First of all: Many opponents of changing default enc argue that its dumb because its even changing ascii comparisons
I think its fair to make clear that, compliant with the original question, I see nobody advocating anything else than deviating from Ascii to UTF-8.
The setdefaultencoding('utf-16') example seems to be always just brought forward by those who oppose changing it ;-)
With m = {'a': 1, 'é': 2} and the file 'out.py':
# coding: utf-8
print u'é'
Then:
+---------------+-----------------------+-----------------+
| DEF.ENC | OPERATION | RESULT (printed)|
+---------------+-----------------------+-----------------+
| ANY | u'abc' == 'abc' | True |
| (i.e.Ascii | str(u'abc') | 'abc' |
| or UTF-8) | '%s %s' % ('a', u'a') | u'a a' |
| | python out.py | é |
| | u'a' in m | True |
| | len(u'a'), len(a) | (1, 1) |
| | len(u'é'), len('é') | (1, 2) [*] |
| | u'é' in m | False (!) |
+---------------+-----------------------+-----------------+
| UTF-8 | u'abé' == 'abé' | True [*] |
| | str(u'é') | 'é' |
| | '%s %s' % ('é', u'é') | u'é é' |
| | python out.py | more | 'é' |
+---------------+-----------------------+-----------------+
| Ascii | u'abé' == 'abé' | False, Warning |
| | str(u'é') | Encoding Crash |
| | '%s %s' % ('é', u'é') | Decoding Crash |
| | python out.py | more | Encoding Crash |
+---------------+-----------------------+-----------------+
[*]: Result assumes the same é.
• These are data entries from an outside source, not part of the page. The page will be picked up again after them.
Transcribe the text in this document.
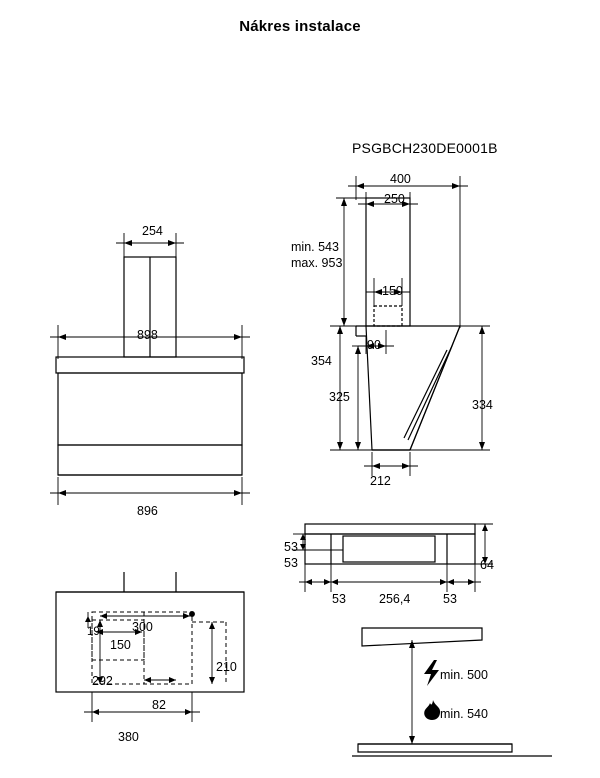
Nákres instalace
PSGBCH230DE0001B
254
898
896
400
250
min. 543
max. 953
150
90
354
325
334
212
53
53	64
53	256,4	53
19	300
150
210
292
82
380
min. 500
min. 540
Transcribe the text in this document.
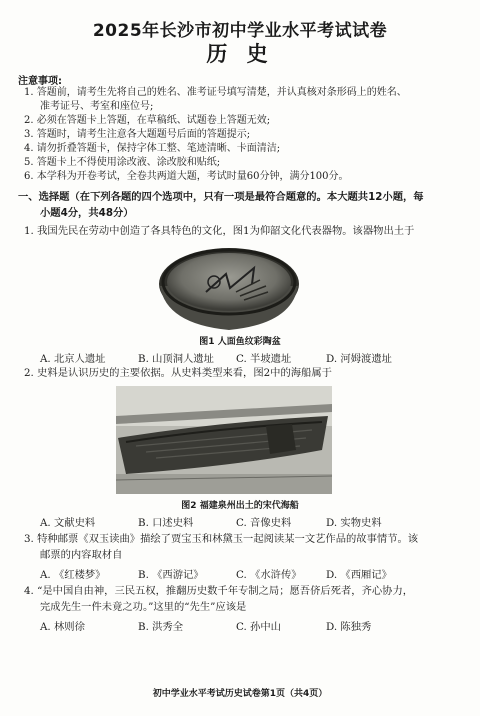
2025年长沙市初中学业水平考试试卷
历 史
注意事项:
1. 答题前，请考生先将自己的姓名、准考证号填写清楚，并认真核对条形码上的姓名、
准考证号、考室和座位号;
2. 必须在答题卡上答题，在草稿纸、试题卷上答题无效;
3. 答题时，请考生注意各大题题号后面的答题提示;
4. 请勿折叠答题卡，保持字体工整、笔迹清晰、卡面清洁;
5. 答题卡上不得使用涂改液、涂改胶和贴纸;
6. 本学科为开卷考试，全卷共两道大题，考试时量60分钟，满分100分。
一、选择题（在下列各题的四个选项中，只有一项是最符合题意的。本大题共12小题，每
小题4分，共48分）
1. 我国先民在劳动中创造了各具特色的文化，图1为仰韶文化代表器物。该器物出土于
图1 人面鱼纹彩陶盆
A. 北京人遗址	B. 山顶洞人遗址	C. 半坡遗址	D. 河姆渡遗址
2. 史料是认识历史的主要依据。从史料类型来看，图2中的海船属于
图2 福建泉州出土的宋代海船
A. 文献史料	B. 口述史料	C. 音像史料	D. 实物史料
3. 特种邮票《双玉读曲》描绘了贾宝玉和林黛玉一起阅读某一文艺作品的故事情节。该
邮票的内容取材自
A. 《红楼梦》	B. 《西游记》	C. 《水浒传》	D. 《西厢记》
4. “是中国自由神，三民五权，推翻历史数千年专制之局；愿吾侪后死者，齐心协力，
完成先生一件未竟之功。”这里的“先生”应该是
A. 林则徐	B. 洪秀全	C. 孙中山	D. 陈独秀
初中学业水平考试历史试卷第1页（共4页）
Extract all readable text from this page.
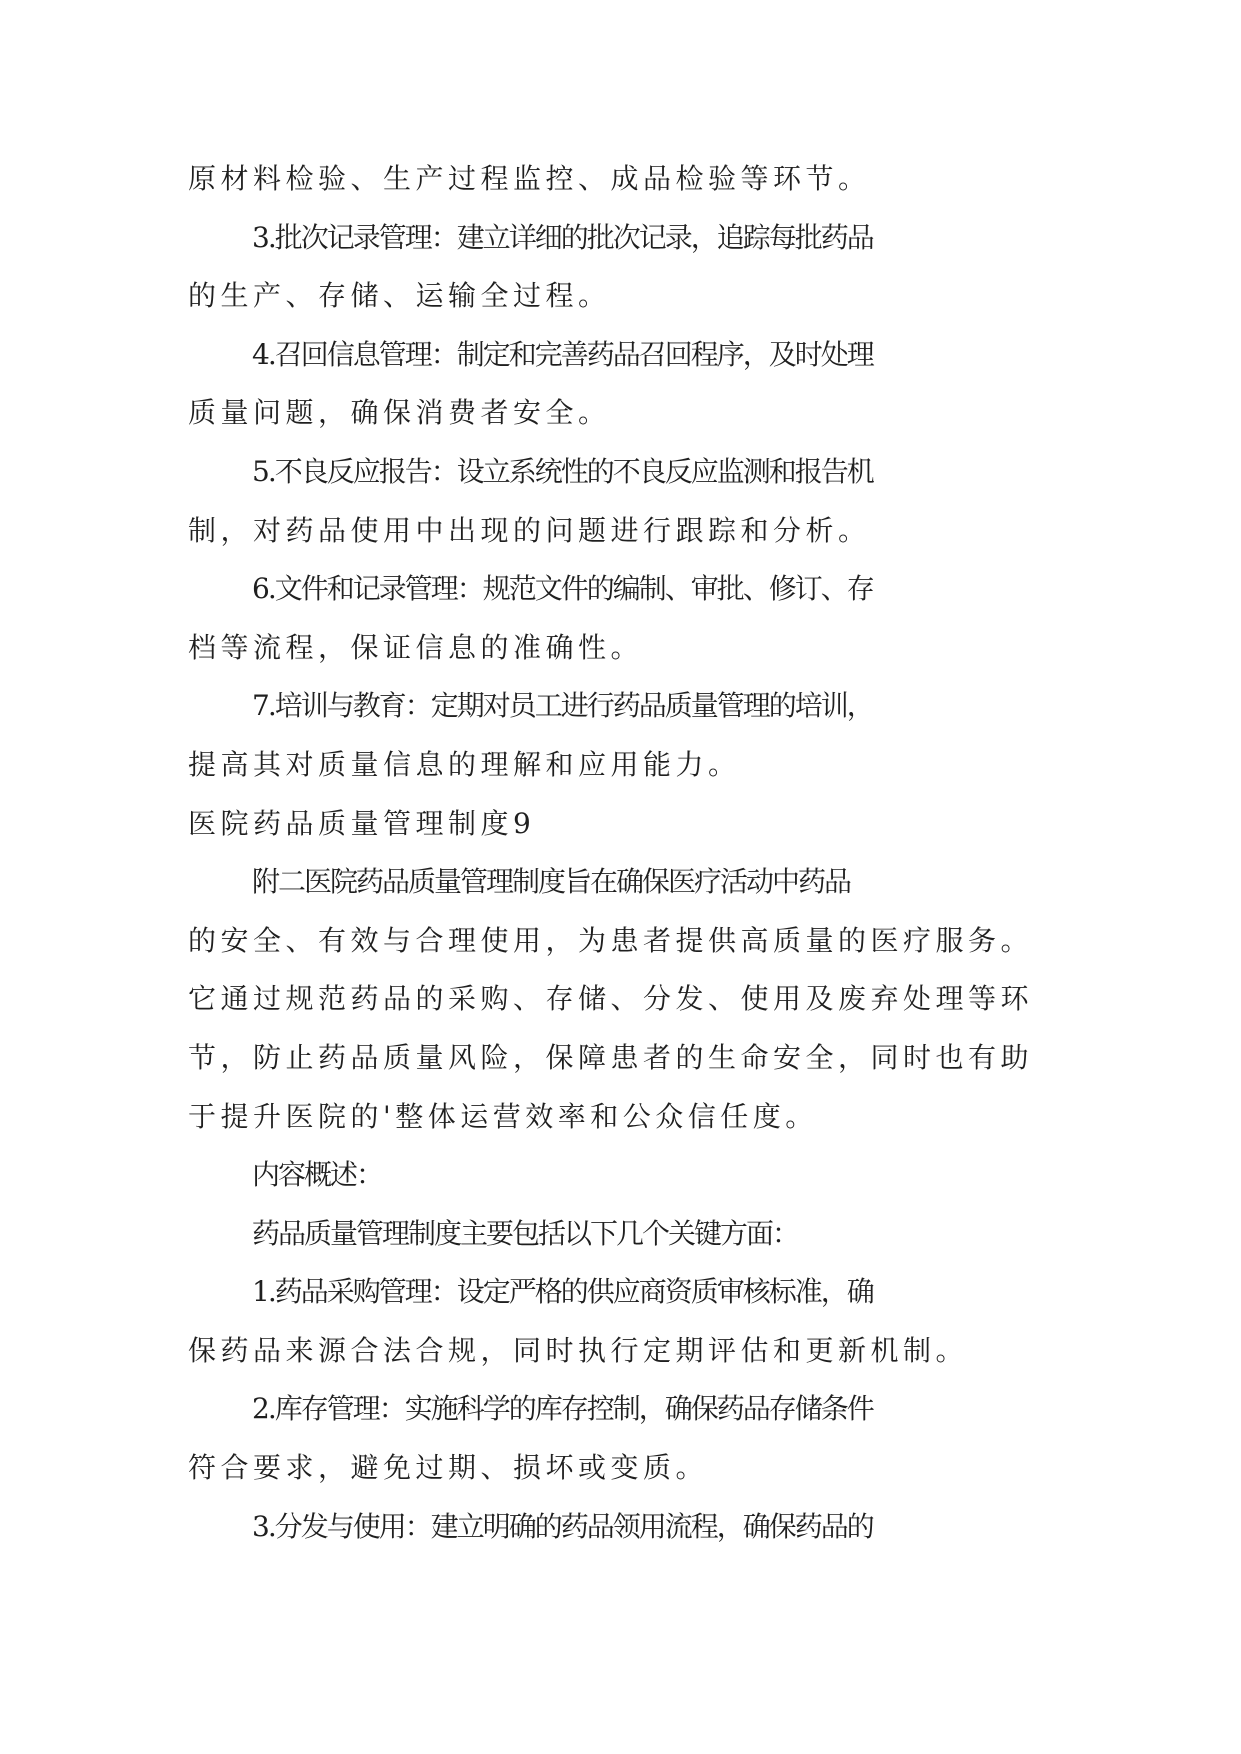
原材料检验、生产过程监控、成品检验等环节。
3.批次记录管理：建立详细的批次记录，追踪每批药品
的生产、存储、运输全过程。
4.召回信息管理：制定和完善药品召回程序，及时处理
质量问题，确保消费者安全。
5.不良反应报告：设立系统性的不良反应监测和报告机
制，对药品使用中出现的问题进行跟踪和分析。
6.文件和记录管理：规范文件的编制、审批、修订、存
档等流程，保证信息的准确性。
7.培训与教育：定期对员工进行药品质量管理的培训，
提高其对质量信息的理解和应用能力。
医院药品质量管理制度9
附二医院药品质量管理制度旨在确保医疗活动中药品
的安全、有效与合理使用，为患者提供高质量的医疗服务。
它通过规范药品的采购、存储、分发、使用及废弃处理等环
节，防止药品质量风险，保障患者的生命安全，同时也有助
于提升医院的'整体运营效率和公众信任度。
内容概述：
药品质量管理制度主要包括以下几个关键方面：
1.药品采购管理：设定严格的供应商资质审核标准，确
保药品来源合法合规，同时执行定期评估和更新机制。
2.库存管理：实施科学的库存控制，确保药品存储条件
符合要求，避免过期、损坏或变质。
3.分发与使用：建立明确的药品领用流程，确保药品的
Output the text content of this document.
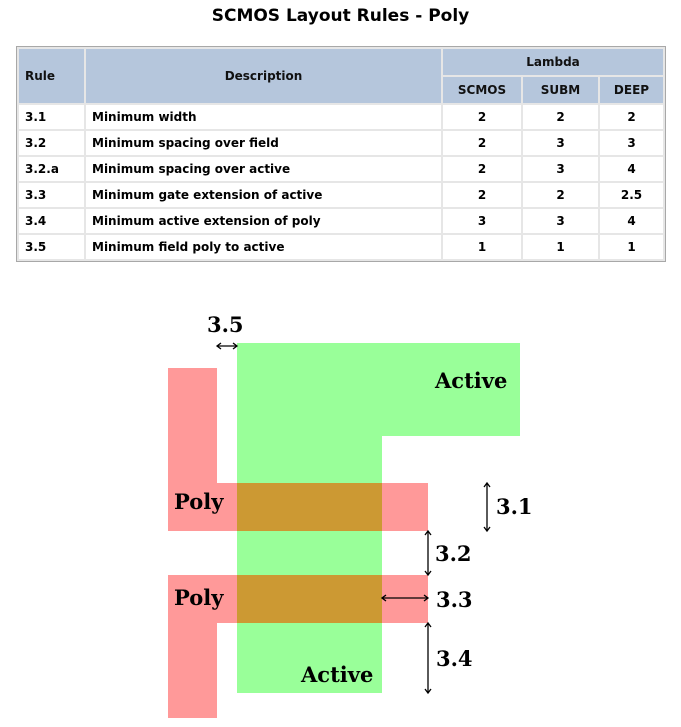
SCMOS Layout Rules - Poly
Rule	Description	Lambda		
		SCMOS	SUBM	DEEP
3.1	Minimum width	2	2	2
3.2	Minimum spacing over field	2	3	3
3.2.a	Minimum spacing over active	2	3	4
3.3	Minimum gate extension of active	2	2	2.5
3.4	Minimum active extension of poly	3	3	4
3.5	Minimum field poly to active	1	1	1
Active
Active
Poly
Poly
3.5
3.1
3.2
3.3
3.4
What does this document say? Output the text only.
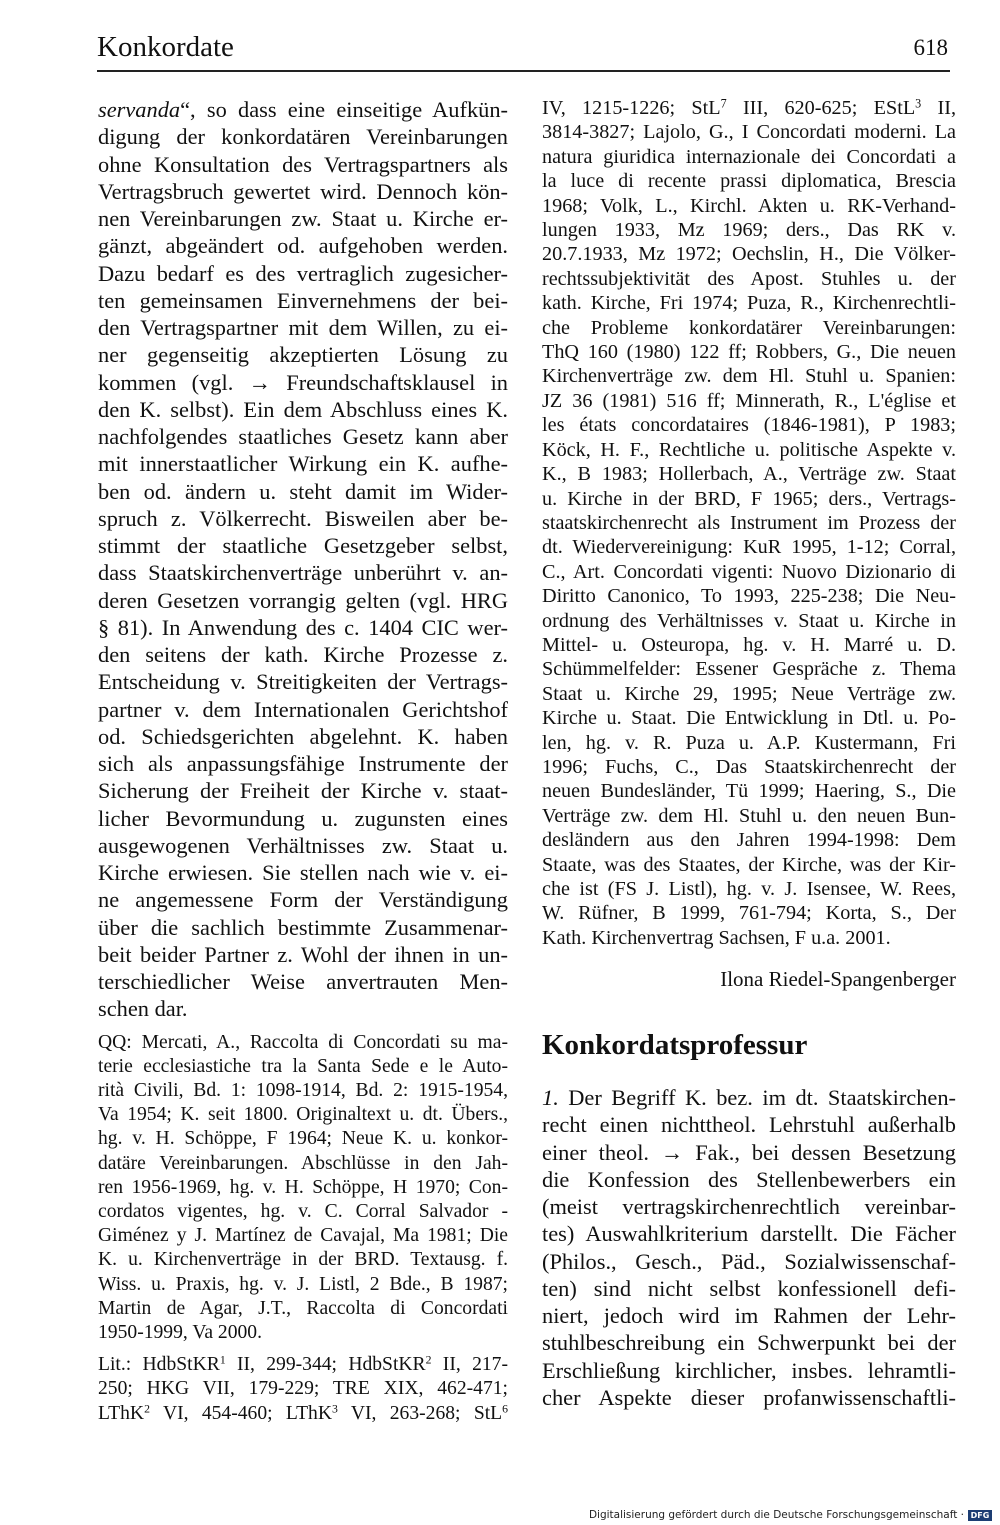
Konkordate	618
servanda“, so dass eine einseitige Aufkün-
digung der konkordatären Vereinbarungen
ohne Konsultation des Vertragspartners als
Vertragsbruch gewertet wird. Dennoch kön-
nen Vereinbarungen zw. Staat u. Kirche er-
gänzt, abgeändert od. aufgehoben werden.
Dazu bedarf es des vertraglich zugesicher-
ten gemeinsamen Einvernehmens der bei-
den Vertragspartner mit dem Willen, zu ei-
ner gegenseitig akzeptierten Lösung zu
kommen (vgl. → Freundschaftsklausel in
den K. selbst). Ein dem Abschluss eines K.
nachfolgendes staatliches Gesetz kann aber
mit innerstaatlicher Wirkung ein K. aufhe-
ben od. ändern u. steht damit im Wider-
spruch z. Völkerrecht. Bisweilen aber be-
stimmt der staatliche Gesetzgeber selbst,
dass Staatskirchenverträge unberührt v. an-
deren Gesetzen vorrangig gelten (vgl. HRG
§ 81). In Anwendung des c. 1404 CIC wer-
den seitens der kath. Kirche Prozesse z.
Entscheidung v. Streitigkeiten der Vertrags-
partner v. dem Internationalen Gerichtshof
od. Schiedsgerichten abgelehnt. K. haben
sich als anpassungsfähige Instrumente der
Sicherung der Freiheit der Kirche v. staat-
licher Bevormundung u. zugunsten eines
ausgewogenen Verhältnisses zw. Staat u.
Kirche erwiesen. Sie stellen nach wie v. ei-
ne angemessene Form der Verständigung
über die sachlich bestimmte Zusammenar-
beit beider Partner z. Wohl der ihnen in un-
terschiedlicher Weise anvertrauten Men-
schen dar.
QQ: Mercati, A., Raccolta di Concordati su ma-
terie ecclesiastiche tra la Santa Sede e le Auto-
rità Civili, Bd. 1: 1098-1914, Bd. 2: 1915-1954,
Va 1954; K. seit 1800. Originaltext u. dt. Übers.,
hg. v. H. Schöppe, F 1964; Neue K. u. konkor-
datäre Vereinbarungen. Abschlüsse in den Jah-
ren 1956-1969, hg. v. H. Schöppe, H 1970; Con-
cordatos vigentes, hg. v. C. Corral Salvador -
Giménez y J. Martínez de Cavajal, Ma 1981; Die
K. u. Kirchenverträge in der BRD. Textausg. f.
Wiss. u. Praxis, hg. v. J. Listl, 2 Bde., B 1987;
Martin de Agar, J.T., Raccolta di Concordati
1950-1999, Va 2000.
Lit.: HdbStKR$^1$ II, 299-344; HdbStKR$^2$ II, 217-
250; HKG VII, 179-229; TRE XIX, 462-471;
LThK$^2$ VI, 454-460; LThK$^3$ VI, 263-268; StL$^6$
IV, 1215-1226; StL$^7$ III, 620-625; EStL$^3$ II,
3814-3827; Lajolo, G., I Concordati moderni. La
natura giuridica internazionale dei Concordati a
la luce di recente prassi diplomatica, Brescia
1968; Volk, L., Kirchl. Akten u. RK-Verhand-
lungen 1933, Mz 1969; ders., Das RK v.
20.7.1933, Mz 1972; Oechslin, H., Die Völker-
rechtssubjektivität des Apost. Stuhles u. der
kath. Kirche, Fri 1974; Puza, R., Kirchenrechtli-
che Probleme konkordatärer Vereinbarungen:
ThQ 160 (1980) 122 ff; Robbers, G., Die neuen
Kirchenverträge zw. dem Hl. Stuhl u. Spanien:
JZ 36 (1981) 516 ff; Minnerath, R., L'église et
les états concordataires (1846-1981), P 1983;
Köck, H. F., Rechtliche u. politische Aspekte v.
K., B 1983; Hollerbach, A., Verträge zw. Staat
u. Kirche in der BRD, F 1965; ders., Vertrags-
staatskirchenrecht als Instrument im Prozess der
dt. Wiedervereinigung: KuR 1995, 1-12; Corral,
C., Art. Concordati vigenti: Nuovo Dizionario di
Diritto Canonico, To 1993, 225-238; Die Neu-
ordnung des Verhältnisses v. Staat u. Kirche in
Mittel- u. Osteuropa, hg. v. H. Marré u. D.
Schümmelfelder: Essener Gespräche z. Thema
Staat u. Kirche 29, 1995; Neue Verträge zw.
Kirche u. Staat. Die Entwicklung in Dtl. u. Po-
len, hg. v. R. Puza u. A.P. Kustermann, Fri
1996; Fuchs, C., Das Staatskirchenrecht der
neuen Bundesländer, Tü 1999; Haering, S., Die
Verträge zw. dem Hl. Stuhl u. den neuen Bun-
desländern aus den Jahren 1994-1998: Dem
Staate, was des Staates, der Kirche, was der Kir-
che ist (FS J. Listl), hg. v. J. Isensee, W. Rees,
W. Rüfner, B 1999, 761-794; Korta, S., Der
Kath. Kirchenvertrag Sachsen, F u.a. 2001.
Ilona Riedel-Spangenberger
Konkordatsprofessur
1. Der Begriff K. bez. im dt. Staatskirchen-
recht einen nichttheol. Lehrstuhl außerhalb
einer theol. → Fak., bei dessen Besetzung
die Konfession des Stellenbewerbers ein
(meist vertragskirchenrechtlich vereinbar-
tes) Auswahlkriterium darstellt. Die Fächer
(Philos., Gesch., Päd., Sozialwissenschaf-
ten) sind nicht selbst konfessionell defi-
niert, jedoch wird im Rahmen der Lehr-
stuhlbeschreibung ein Schwerpunkt bei der
Erschließung kirchlicher, insbes. lehramtli-
cher Aspekte dieser profanwissenschaftli-
Digitalisierung gefördert durch die Deutsche Forschungsgemeinschaft · DFG
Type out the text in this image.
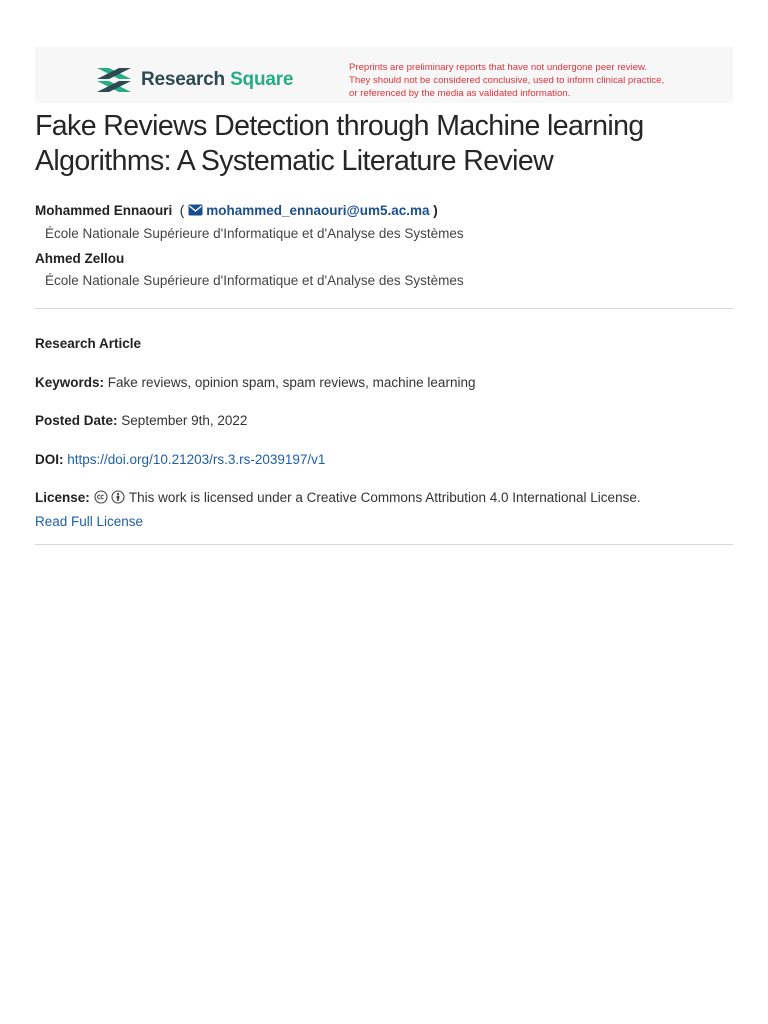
Research Square
Preprints are preliminary reports that have not undergone peer review.
They should not be considered conclusive, used to inform clinical practice,
or referenced by the media as validated information.
Fake Reviews Detection through Machine learning Algorithms: A Systematic Literature Review
Mohammed Ennaouri  ( mohammed_ennaouri@um5.ac.ma )
École Nationale Supérieure d'Informatique et d'Analyse des Systèmes
Ahmed Zellou
École Nationale Supérieure d'Informatique et d'Analyse des Systèmes
Research Article
Keywords: Fake reviews, opinion spam, spam reviews, machine learning
Posted Date: September 9th, 2022
DOI: https://doi.org/10.21203/rs.3.rs-2039197/v1
License:	This work is licensed under a Creative Commons Attribution 4.0 International License.
Read Full License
See below on that.
While looking at those operations, changing the default encoding in your program might not look too bad, giving you results 'closer' to having Ascii only data.
Regarding the hashing ( in ) and len() behaviour you get the same then in Ascii (more on the results below). Those operations also show that there are significant differences between unicode and byte strings - which might cause logical errors if ignored by you.
As noted already: It is a process wide option so you just have one shot to choose it - which is the reason why library developers should really never ever do it but get their internals in order so that they do not need to rely on python's implicit conversions.
They also need to clearly document what they expect and return and deny input they did not write the lib for (like the normalize function, see below).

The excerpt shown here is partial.